Americans have felt invulnerable. The oceans, our wealth, our military power have made up what seemed an invulnerable shield. We may have begun feeling uncomfortable in the nuclear age, but no harm came to us. Yet yesterday the ancient truth came home: We all live in a sukkah.

Not only the targets of attack but also the instruments of attack were among our proudest possessions: the sleek transcontinental airliners. They availed us nothing. Worse than nothing.

Even the greatest oceans do not shield us; even the mightiest buildings do not shield us; even the wealthiest balance sheets and the most powerful weapons do not shield us.

There are only wispy walls and leaky roofs between us. The planet is in fact one interwoven web of life. The command to love my neighbor as I do myself is not an admonition to be nice: it is a statement of truth like the law of gravity. For my neighbor and myself are interwoven. If I pour contempt upon my neighbor, hatred will recoil upon me.

What is the lesson, when we learn that we--all of us--live in a sukkah? How do we make such a vulnerable house into a place of shalom, of peace and security and harmony and wholeness?

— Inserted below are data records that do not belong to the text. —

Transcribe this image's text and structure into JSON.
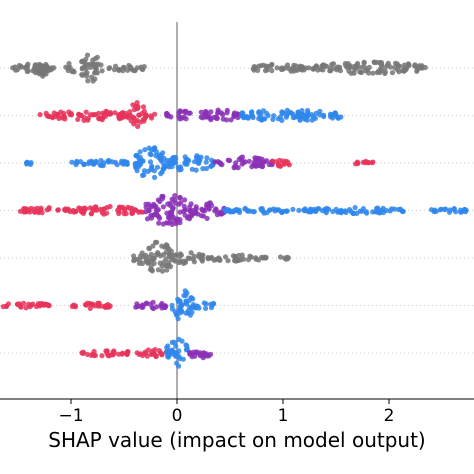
{
  "chart_data": {
    "type": "scatter",
    "title": "",
    "xlabel": "SHAP value (impact on model output)",
    "ylabel": "",
    "xlim": [
      -1.65,
      2.8
    ],
    "x_ticks": [
      {
        "value": -1,
        "label": "−1"
      },
      {
        "value": 0,
        "label": "0"
      },
      {
        "value": 1,
        "label": "1"
      },
      {
        "value": 2,
        "label": "2"
      }
    ],
    "zero_line": true,
    "grid": false,
    "legend": "none",
    "colors": {
      "low": "#e8325a",
      "high": "#2f86eb",
      "mid": "#8b30b6",
      "missing": "#777777"
    },
    "rows": [
      {
        "clusters": [
          {
            "from": -1.6,
            "to": -1.15,
            "color": "missing",
            "spread": 4
          },
          {
            "from": -1.35,
            "to": -1.18,
            "color": "missing",
            "spread": 9
          },
          {
            "from": -1.05,
            "to": -0.95,
            "color": "missing",
            "spread": 5
          },
          {
            "from": -0.92,
            "to": -0.7,
            "color": "missing",
            "spread": 14
          },
          {
            "from": -0.65,
            "to": -0.3,
            "color": "missing",
            "spread": 3
          },
          {
            "from": 0.7,
            "to": 1.3,
            "color": "missing",
            "spread": 4
          },
          {
            "from": 1.3,
            "to": 2.35,
            "color": "missing",
            "spread": 6
          }
        ]
      },
      {
        "clusters": [
          {
            "from": -1.3,
            "to": -0.45,
            "color": "low",
            "spread": 5
          },
          {
            "from": -0.45,
            "to": -0.3,
            "color": "low",
            "spread": 14
          },
          {
            "from": -0.3,
            "to": -0.2,
            "color": "low",
            "spread": 3
          },
          {
            "from": -0.1,
            "to": 0.15,
            "color": "mid",
            "spread": 5
          },
          {
            "from": 0.2,
            "to": 0.6,
            "color": "mid",
            "spread": 6
          },
          {
            "from": 0.6,
            "to": 1.55,
            "color": "high",
            "spread": 6
          }
        ]
      },
      {
        "clusters": [
          {
            "from": -1.42,
            "to": -1.32,
            "color": "high",
            "spread": 2
          },
          {
            "from": -1.05,
            "to": -0.45,
            "color": "high",
            "spread": 3
          },
          {
            "from": -0.4,
            "to": -0.1,
            "color": "high",
            "spread": 16
          },
          {
            "from": -0.1,
            "to": 0.35,
            "color": "high",
            "spread": 8
          },
          {
            "from": 0.35,
            "to": 0.9,
            "color": "mid",
            "spread": 6
          },
          {
            "from": 0.9,
            "to": 1.1,
            "color": "low",
            "spread": 4
          },
          {
            "from": 1.65,
            "to": 1.85,
            "color": "low",
            "spread": 2
          }
        ]
      },
      {
        "clusters": [
          {
            "from": -1.5,
            "to": -1.0,
            "color": "low",
            "spread": 3
          },
          {
            "from": -1.0,
            "to": -0.3,
            "color": "low",
            "spread": 4
          },
          {
            "from": -0.3,
            "to": 0.15,
            "color": "mid",
            "spread": 16
          },
          {
            "from": 0.15,
            "to": 0.45,
            "color": "mid",
            "spread": 8
          },
          {
            "from": 0.45,
            "to": 1.1,
            "color": "high",
            "spread": 3
          },
          {
            "from": 1.15,
            "to": 2.15,
            "color": "high",
            "spread": 3
          },
          {
            "from": 2.4,
            "to": 2.78,
            "color": "high",
            "spread": 2
          }
        ]
      },
      {
        "clusters": [
          {
            "from": -0.42,
            "to": -0.28,
            "color": "missing",
            "spread": 6
          },
          {
            "from": -0.28,
            "to": -0.05,
            "color": "missing",
            "spread": 18
          },
          {
            "from": -0.05,
            "to": 0.25,
            "color": "missing",
            "spread": 6
          },
          {
            "from": 0.25,
            "to": 0.85,
            "color": "missing",
            "spread": 3
          },
          {
            "from": 0.95,
            "to": 1.05,
            "color": "missing",
            "spread": 2
          }
        ]
      },
      {
        "clusters": [
          {
            "from": -1.65,
            "to": -1.2,
            "color": "low",
            "spread": 3
          },
          {
            "from": -1.0,
            "to": -0.6,
            "color": "low",
            "spread": 3
          },
          {
            "from": -0.4,
            "to": -0.1,
            "color": "mid",
            "spread": 4
          },
          {
            "from": -0.05,
            "to": 0.15,
            "color": "high",
            "spread": 16
          },
          {
            "from": 0.15,
            "to": 0.35,
            "color": "high",
            "spread": 4
          }
        ]
      },
      {
        "clusters": [
          {
            "from": -0.9,
            "to": -0.45,
            "color": "low",
            "spread": 3
          },
          {
            "from": -0.4,
            "to": -0.1,
            "color": "low",
            "spread": 4
          },
          {
            "from": -0.1,
            "to": 0.1,
            "color": "high",
            "spread": 14
          },
          {
            "from": 0.1,
            "to": 0.33,
            "color": "mid",
            "spread": 5
          }
        ]
      }
    ]
  }
}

The lesson is that only a world where we all recognize our vulnerability can become a world where all communities feel responsible to all other communities. And only such a world can prevent such acts of rage and murder.

If I treat my neighbor's pain and grief as foreign, I will end up suffering when my neighbor's pain and grief curdle into rage.

But if I realize that in simple fact the walls between us are full of holes, I can reach through them in compassion and connection.

Suspicion about the perpetrators of this act of infamy has fallen upon some groups that espouse a tortured version of Islam. Whether or not this turns out to be so, America must open its heart and mind to the pain and grief of those in the Arab and Muslim worlds who feel excluded, denied, unheard, disempowered, defeated.

This does not mean ignoring or forgiving whoever wrought such bloodiness. They must be found and brought to trial, without killing still more innocents and wrecking still more the fragile "sukkot" of lawfulness. Their violence must be halted. And we must reach beyond them -- to calm the rage that gave them birth by addressing the pain from which they sprouted.